Today I had a fellow student (who is working on a master's degree) come to me and inform me that our mutual advisor (call her Professor WW) had just dropped her as a student for "personal reasons." I am a more advanced doctoral student and have some niche expertise that my advisor does not have, so I do not feel like I am in personal danger of being axed as well, but I want some advice on how to proceed with this situation.
My colleague (call her QQ) is entering her final semester of a master's degree, so naturally having her advisor drop her is rather troubling. QQ is a high quality student and is an excellent worker. She is the type of person I am privileged to have as a colleague. I was very surprised to hear that WW had curtly told her to find a new advisor.
QQ was funded via an NSF grant that WW had. As such, QQ had turned down other funding offers. With the abrupt dropping, Prof. WW obviously also cut QQ's funding. This has left QQ scrambling for funding for next semester with about two weeks before school goes on holiday.

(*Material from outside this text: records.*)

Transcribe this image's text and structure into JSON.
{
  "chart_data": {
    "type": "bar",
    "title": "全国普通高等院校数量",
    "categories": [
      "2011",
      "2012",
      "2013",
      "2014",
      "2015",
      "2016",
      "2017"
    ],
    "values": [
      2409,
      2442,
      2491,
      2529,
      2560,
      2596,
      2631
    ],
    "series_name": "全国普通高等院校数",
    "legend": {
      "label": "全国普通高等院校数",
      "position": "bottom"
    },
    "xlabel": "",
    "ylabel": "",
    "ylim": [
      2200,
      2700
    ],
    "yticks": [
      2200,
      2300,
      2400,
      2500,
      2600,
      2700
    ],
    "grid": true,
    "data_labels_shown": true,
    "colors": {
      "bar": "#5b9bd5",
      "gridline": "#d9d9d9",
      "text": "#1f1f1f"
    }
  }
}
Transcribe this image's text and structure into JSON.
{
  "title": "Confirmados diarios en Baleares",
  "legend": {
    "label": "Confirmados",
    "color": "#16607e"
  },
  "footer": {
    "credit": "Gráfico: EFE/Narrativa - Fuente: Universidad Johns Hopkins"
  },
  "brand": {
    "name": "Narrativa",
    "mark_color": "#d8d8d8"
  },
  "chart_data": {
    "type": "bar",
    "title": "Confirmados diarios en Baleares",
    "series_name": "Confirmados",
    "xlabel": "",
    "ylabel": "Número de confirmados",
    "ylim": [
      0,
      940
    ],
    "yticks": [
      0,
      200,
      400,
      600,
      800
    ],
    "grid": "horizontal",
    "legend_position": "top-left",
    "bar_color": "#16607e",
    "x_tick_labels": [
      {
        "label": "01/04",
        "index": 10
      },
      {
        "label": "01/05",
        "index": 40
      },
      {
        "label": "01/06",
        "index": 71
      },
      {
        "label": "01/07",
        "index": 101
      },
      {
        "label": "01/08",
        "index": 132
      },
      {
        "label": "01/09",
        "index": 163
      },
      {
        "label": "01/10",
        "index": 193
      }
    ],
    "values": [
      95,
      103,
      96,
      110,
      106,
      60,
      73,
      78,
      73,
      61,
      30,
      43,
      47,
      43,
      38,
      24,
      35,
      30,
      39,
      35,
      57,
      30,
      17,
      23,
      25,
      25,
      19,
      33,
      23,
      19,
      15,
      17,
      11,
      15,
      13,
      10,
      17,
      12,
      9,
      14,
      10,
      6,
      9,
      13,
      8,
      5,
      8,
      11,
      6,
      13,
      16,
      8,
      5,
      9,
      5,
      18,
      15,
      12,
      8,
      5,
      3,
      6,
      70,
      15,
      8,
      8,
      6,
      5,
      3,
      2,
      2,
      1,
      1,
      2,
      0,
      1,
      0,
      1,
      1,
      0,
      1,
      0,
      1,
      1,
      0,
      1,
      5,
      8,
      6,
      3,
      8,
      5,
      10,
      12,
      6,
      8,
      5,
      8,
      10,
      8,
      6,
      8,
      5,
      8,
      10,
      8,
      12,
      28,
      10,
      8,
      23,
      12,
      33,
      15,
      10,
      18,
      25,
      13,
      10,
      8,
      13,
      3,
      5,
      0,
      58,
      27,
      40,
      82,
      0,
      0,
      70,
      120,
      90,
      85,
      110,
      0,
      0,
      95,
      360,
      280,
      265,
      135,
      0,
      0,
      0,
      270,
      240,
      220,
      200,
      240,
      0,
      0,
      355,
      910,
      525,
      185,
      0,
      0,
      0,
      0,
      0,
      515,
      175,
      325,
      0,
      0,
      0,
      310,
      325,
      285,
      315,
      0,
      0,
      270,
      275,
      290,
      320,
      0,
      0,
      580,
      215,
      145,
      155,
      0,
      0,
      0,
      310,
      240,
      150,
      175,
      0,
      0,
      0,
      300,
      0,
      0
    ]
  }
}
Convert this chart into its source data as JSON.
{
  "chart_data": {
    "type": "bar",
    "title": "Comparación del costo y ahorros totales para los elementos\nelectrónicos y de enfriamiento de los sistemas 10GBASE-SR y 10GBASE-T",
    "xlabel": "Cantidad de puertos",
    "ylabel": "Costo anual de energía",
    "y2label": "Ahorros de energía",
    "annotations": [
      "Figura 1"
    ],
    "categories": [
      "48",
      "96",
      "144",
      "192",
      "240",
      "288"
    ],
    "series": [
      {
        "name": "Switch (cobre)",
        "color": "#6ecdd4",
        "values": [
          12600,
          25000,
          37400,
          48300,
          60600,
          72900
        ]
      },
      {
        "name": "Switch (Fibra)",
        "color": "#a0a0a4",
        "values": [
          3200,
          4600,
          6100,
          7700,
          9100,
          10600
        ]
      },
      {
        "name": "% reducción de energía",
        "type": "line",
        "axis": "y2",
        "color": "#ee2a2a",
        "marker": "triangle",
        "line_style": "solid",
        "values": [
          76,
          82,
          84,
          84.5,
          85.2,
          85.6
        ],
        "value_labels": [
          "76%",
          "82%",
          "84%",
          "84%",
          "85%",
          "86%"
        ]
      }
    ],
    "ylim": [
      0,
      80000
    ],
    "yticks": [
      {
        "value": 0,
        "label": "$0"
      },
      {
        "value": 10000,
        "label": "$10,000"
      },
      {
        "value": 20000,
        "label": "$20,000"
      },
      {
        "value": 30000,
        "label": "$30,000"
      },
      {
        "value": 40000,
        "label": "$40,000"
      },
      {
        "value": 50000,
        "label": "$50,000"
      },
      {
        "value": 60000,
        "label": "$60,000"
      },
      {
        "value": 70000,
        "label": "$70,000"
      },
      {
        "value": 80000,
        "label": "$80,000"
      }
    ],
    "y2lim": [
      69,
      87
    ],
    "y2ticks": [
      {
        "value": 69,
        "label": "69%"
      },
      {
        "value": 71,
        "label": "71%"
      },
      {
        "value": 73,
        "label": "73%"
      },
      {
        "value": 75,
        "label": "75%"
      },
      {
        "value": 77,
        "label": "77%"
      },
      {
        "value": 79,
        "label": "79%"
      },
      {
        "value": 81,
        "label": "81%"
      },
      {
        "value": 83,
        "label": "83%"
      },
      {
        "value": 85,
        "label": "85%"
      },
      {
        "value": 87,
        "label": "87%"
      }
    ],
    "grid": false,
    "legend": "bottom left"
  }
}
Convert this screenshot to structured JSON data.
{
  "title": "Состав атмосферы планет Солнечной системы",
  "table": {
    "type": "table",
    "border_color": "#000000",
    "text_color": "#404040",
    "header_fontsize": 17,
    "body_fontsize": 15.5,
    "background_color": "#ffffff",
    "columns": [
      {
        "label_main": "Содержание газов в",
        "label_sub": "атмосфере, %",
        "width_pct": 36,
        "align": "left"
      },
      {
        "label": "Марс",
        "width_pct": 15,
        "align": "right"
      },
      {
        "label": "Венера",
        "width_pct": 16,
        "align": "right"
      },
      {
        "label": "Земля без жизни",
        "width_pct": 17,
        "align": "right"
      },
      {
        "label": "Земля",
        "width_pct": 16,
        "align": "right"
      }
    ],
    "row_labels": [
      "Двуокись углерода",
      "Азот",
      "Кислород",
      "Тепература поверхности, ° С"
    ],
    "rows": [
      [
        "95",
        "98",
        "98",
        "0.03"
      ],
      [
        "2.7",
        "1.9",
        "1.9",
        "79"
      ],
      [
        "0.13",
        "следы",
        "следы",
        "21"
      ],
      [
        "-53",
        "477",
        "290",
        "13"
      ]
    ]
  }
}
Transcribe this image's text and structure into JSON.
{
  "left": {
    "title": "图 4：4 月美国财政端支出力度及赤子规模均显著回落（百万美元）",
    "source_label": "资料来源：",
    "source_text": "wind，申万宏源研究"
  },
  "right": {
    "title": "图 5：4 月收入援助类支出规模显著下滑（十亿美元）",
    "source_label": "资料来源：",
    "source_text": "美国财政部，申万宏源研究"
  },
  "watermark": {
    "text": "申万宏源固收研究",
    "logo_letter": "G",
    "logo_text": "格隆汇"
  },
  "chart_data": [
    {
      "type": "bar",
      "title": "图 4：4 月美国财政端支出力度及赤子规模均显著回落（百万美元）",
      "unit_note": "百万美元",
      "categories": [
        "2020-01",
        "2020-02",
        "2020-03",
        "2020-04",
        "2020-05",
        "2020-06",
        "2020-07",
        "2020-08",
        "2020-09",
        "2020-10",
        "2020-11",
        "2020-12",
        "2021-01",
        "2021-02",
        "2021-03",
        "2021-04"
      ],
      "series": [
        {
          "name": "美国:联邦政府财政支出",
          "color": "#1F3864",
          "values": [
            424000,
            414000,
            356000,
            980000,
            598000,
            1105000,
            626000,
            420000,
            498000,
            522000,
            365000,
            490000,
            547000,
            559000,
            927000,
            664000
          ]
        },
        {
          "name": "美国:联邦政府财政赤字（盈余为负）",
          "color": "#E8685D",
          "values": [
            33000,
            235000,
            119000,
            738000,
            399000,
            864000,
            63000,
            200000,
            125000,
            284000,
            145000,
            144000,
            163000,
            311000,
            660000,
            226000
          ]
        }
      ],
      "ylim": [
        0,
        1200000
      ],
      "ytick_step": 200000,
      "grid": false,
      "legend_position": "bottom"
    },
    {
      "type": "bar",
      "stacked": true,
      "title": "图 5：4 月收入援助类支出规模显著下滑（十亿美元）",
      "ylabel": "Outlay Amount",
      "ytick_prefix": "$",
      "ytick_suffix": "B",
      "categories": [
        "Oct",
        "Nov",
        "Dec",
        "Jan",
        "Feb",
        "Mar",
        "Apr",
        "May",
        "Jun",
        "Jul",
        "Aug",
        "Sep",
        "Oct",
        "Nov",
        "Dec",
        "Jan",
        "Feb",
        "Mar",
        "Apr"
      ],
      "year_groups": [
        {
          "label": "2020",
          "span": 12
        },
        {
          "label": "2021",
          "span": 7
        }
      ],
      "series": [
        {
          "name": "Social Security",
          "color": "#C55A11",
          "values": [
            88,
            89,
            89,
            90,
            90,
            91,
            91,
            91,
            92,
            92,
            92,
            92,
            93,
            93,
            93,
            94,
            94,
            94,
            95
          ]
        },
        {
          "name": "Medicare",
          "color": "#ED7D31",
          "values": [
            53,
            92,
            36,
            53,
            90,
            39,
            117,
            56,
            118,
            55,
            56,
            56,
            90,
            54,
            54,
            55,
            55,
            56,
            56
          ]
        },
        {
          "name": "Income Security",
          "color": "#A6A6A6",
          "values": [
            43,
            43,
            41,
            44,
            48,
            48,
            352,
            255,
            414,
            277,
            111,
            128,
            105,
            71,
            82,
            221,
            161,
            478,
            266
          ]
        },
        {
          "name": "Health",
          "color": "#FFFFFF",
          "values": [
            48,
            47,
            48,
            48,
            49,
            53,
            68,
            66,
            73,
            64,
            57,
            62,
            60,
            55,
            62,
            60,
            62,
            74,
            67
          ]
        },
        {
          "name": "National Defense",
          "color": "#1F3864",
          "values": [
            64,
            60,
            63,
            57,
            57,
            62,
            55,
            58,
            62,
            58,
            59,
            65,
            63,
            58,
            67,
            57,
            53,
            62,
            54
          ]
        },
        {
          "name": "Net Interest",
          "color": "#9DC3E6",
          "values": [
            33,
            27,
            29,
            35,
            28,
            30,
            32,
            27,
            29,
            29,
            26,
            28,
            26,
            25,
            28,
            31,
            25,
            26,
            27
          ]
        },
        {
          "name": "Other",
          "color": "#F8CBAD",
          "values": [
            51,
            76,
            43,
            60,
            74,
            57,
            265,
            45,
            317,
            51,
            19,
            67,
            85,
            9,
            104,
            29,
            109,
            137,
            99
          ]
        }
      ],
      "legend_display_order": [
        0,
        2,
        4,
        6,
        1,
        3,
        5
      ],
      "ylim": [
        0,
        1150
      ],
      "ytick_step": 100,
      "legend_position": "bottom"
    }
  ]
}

To make matters even weirder, Prof. WW told QQ to not mention this to anyone and that she (WW) would arrange a new advisor for QQ privately, a complete circumvention of the department administration. The advisor that WW has chosen to pursue for QQ is on sabbatical until April 2017. (So,...not a great option).
While QQ has done some of her thesis, she is still at a stage where having an advisor is critical. The only professors who have enough expertise in our area of research are either on sabbatical or are the brand new department chair (and hence is "too busy for grad students").
Professor WW is up for tenure soon, and I think she is fearful that this antic will reflect poorly on her (since, well, it does). As I mentioned, WW has a large NSF grant. She produces a lot of papers (mostly on the backs of her grad students honestly) and brings in lots of money. She probably will get tenure.
Should I do anything here? Professor WW does somewhat control my destiny, but I already have a strong dissertation topic I feel, and I am not so far along that I could not just switch advisors if it came to it due to politics.
Am I ethically obligated to mention behavior like this to the administration, especially with the tenure considerations? I want to advocate for my colleague QQ, but I also do not want to be blacklisted in my department for stepping out of line.
Additional Information
Some of the comments or answers have suggested that QQ was caught cheating/plagiarizing in some way. I am going to take this into consideration. It is a reasonable thought, not so much because I feel that QQ might actually be a cheater, but just because there is a (albeit very tiny) probability that QQ plagiarized.
Still, the last we spoke, QQ has been in contact with someone at the university level to guide her through the process of switching advisors. Unless QQ is much less intelligent than I thought, she probably will not be going down on the official record of filing a grievance if she had been caught doing something nefarious that WW had any semblance of proof of.
As for the thoughts on some sort of romance that developed between WW and QQ.....even less likely than QQ being a cheater in school. Let's just leave it at that.